Défaite, Véronique Pürro relativisait hier soir son échec personnel: «La défaite de la gauche en général m’inquiète plus que mon résultat. Cela s’est joué à peu de chose près en fait, et je devais faire face à plusieurs handicaps. Tout d’abord, mon parti, contrairement aux Verts, n’a pas le vent en poupe. Ensuite, j’ai dû endosser l’héritage de Laurent Moutinot, le magistrat sortant qui a été très critiqué. Enfin, un courant qui ne voulait pas reconduire la majorité de gauche au gouvernement s’est largement fait entendre.»

La candidate malheureuse, qui a fait l’objet de solides inimitiés dans son parti, n’aurait-elle aucune erreur stratégique à se reprocher? «On est toujours plus intelligent après, mais je continue à croire qu’il fallait parler de sécurité, et je pense toujours qu’il faut poursuivre les réformes lancées dans ce domaine», souligne-t-elle.

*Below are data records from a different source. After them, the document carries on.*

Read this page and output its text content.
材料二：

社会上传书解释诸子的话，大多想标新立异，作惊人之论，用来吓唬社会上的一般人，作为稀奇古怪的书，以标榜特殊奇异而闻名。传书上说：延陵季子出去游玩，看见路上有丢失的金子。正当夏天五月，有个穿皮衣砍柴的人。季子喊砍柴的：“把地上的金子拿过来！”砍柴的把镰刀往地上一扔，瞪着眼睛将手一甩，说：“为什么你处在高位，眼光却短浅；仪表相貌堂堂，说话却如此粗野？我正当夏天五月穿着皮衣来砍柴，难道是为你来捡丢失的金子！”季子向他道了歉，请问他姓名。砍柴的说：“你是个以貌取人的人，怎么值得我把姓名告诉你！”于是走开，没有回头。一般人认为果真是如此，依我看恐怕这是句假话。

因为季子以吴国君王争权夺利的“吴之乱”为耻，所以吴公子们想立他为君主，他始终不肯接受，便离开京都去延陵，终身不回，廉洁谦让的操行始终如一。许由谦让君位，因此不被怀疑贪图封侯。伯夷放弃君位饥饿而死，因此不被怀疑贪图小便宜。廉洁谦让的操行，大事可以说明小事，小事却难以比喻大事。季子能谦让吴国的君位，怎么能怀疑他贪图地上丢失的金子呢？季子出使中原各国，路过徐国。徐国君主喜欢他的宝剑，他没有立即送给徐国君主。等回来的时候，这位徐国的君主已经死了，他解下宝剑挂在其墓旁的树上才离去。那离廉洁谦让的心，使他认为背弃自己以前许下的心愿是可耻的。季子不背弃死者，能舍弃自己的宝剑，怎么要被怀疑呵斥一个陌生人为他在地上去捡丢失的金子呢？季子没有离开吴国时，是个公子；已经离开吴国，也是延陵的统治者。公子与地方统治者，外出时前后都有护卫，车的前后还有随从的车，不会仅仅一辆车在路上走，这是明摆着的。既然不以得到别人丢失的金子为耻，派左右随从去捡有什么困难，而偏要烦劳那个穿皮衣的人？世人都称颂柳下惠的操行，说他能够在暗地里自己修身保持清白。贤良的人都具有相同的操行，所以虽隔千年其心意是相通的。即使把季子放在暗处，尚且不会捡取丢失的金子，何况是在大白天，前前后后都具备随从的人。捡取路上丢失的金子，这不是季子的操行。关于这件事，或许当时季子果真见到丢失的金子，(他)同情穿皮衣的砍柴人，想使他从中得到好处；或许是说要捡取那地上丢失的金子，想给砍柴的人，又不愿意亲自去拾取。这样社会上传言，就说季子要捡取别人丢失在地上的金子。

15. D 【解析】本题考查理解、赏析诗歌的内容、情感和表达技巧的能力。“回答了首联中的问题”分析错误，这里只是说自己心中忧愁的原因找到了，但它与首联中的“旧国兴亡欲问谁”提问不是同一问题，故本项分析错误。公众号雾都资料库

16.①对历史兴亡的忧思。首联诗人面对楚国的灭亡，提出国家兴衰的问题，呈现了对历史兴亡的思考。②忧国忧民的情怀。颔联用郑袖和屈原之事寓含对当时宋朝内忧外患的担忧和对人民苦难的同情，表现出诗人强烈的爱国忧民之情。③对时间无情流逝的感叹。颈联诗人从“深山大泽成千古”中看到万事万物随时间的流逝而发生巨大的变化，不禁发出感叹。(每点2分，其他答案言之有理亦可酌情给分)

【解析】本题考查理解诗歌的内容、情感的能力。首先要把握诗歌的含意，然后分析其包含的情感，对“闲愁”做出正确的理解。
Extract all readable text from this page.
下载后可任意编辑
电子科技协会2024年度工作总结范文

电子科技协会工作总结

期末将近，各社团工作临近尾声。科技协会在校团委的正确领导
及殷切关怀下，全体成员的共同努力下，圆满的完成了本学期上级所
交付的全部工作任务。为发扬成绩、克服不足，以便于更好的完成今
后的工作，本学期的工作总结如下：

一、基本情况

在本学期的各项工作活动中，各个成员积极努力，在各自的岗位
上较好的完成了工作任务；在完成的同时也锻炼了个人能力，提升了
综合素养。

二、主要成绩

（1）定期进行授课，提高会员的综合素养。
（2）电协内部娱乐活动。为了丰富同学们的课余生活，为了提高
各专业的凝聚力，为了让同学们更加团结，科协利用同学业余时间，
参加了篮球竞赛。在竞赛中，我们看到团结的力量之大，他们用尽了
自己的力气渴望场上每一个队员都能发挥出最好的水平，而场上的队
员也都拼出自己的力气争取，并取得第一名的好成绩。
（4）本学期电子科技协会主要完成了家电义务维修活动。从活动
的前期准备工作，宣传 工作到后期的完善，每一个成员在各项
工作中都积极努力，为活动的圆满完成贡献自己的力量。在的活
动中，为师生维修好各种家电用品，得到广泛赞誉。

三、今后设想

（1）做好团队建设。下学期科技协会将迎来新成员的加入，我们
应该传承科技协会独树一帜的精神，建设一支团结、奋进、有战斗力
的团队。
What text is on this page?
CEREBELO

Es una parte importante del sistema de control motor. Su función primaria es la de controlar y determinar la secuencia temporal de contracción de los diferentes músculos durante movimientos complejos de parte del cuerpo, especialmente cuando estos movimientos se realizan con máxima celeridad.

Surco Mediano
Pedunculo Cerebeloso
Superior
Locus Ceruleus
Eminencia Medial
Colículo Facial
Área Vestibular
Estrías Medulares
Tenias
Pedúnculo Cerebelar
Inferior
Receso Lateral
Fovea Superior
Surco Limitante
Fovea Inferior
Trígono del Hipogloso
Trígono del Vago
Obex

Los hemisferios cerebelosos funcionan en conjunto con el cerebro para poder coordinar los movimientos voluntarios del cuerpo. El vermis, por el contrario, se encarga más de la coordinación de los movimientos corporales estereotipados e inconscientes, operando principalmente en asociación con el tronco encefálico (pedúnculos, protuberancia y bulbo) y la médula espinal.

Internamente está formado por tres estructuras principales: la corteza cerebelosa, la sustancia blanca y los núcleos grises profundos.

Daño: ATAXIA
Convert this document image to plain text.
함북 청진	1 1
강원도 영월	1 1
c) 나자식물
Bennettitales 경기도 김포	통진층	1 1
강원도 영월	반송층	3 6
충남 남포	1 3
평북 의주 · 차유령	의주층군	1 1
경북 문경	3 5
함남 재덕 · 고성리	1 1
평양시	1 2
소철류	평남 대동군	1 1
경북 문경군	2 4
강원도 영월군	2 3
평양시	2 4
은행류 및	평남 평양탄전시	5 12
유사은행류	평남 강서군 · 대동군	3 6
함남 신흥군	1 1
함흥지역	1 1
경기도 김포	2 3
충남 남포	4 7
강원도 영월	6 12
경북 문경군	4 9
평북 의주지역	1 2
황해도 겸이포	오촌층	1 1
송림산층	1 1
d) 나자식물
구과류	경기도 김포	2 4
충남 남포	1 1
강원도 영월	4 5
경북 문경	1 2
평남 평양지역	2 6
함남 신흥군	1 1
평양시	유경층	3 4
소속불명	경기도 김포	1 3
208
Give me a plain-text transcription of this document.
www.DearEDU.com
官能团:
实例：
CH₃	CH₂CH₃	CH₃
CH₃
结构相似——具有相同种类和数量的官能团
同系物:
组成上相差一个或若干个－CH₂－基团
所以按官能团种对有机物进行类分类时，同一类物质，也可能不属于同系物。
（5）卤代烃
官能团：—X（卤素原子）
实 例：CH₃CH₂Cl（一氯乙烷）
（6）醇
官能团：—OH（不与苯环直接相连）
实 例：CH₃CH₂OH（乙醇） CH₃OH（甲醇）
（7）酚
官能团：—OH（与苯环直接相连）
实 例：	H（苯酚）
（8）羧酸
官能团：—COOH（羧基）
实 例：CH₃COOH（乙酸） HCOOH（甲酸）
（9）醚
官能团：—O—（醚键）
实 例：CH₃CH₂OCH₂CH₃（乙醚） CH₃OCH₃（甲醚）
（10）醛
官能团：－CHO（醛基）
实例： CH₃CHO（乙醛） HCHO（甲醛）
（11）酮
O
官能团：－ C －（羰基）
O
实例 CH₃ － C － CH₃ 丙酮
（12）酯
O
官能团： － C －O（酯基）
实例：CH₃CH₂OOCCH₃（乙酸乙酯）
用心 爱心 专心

Mais alors qu’elle déclarait il y a quinze jours dans nos colonnes qu’elle imaginait sa carrière politique terminée en cas d’échec, Véronique Pürro semble désormais beaucoup moins tentée par une retraite: «A 43 ans, je suis encore jeune, et la gauche aura besoin de toutes les forces disponibles pour se reconstruire. A ce stade, je n’exclus rien pour la suite.»

Solidarité oubliée

Président du PS, René Longet ne se montre pas plus enclin à raccrocher en offrant sa démission: «Mon mandat se termine en février, les militants décideront alors s’ils veulent confier les rênes à quelqu’un d’autre.»

Le maire d’Onex inscrit tout d’abord l’échec de son parti dans le cadre «de la crise que traverse la social-démocratie en Europe. Dans cette société consumériste et individualiste, les gens doutent de la pertinence des mécanismes de solidarité: ils ont l’impression de payer pour des gens qui ne le méritent pas. C’est à nous de faire un travail de fond pour prouver la légitimité de la solidarité.» Pour redresser le parti, il faudra aussi «se montrer plus proche des gens, par des permanences de quartier notamment, estime l’élu. Sans oublier «de resserrer les liens avec la gauche de la gauche».

Pour Anne Emery-Torracinta, cheffe du groupe parlementaire socialiste au Grand Conseil, il est urgent de «réfléchir sur nos positions et sur la manière de les exprimer. Le flou n’est jamais bon et nous n’avons pas été clairs sur la sécurité par exemple». Manuel Tornare, membre de l’exécutif de la Ville de Genève, renchérit: «Notre discours est confus.» Pour y remédier, René Longet promet de présenter «un nouveau projet de société, clair et lisible, en 2010»…

Pour le conseiller administratif radical Pierre Maudet, c’est justement son manque de lisibilité que paie le PS, «qui hésite entre une orientation sociale-démocrate ou plus proche de la gauche dure». Car à droite aussi, on pointe des problèmes de fond plutôt que d’insister sur une éventuelle erreur de casting du PS. Le PDC Guy Mettan relève que le parti, à l’échelle européenne, «n’a pas su s’adapter à la globalisation. Il s’est coupé de sa base en se cantonnant à répondre à un électorat de classe moyenne, tout comme les Verts. Les prolétaires ne se reconnaissent plus dans ses rangs. Cela se traduit par un flottement d’environ 20% de l’électorat qui opte parfois pour les partis populistes.»

A contre-courant, le conseiller national vert Antonio Hodgers hésite pour sa part à tirer de grandes conclusions politiques «d’une élection aussi fortement basée sur des personnes: Véronique Pürro a fait une campagne en dessous de sa valeur, si elle avait été meilleure, elle aurait passé.»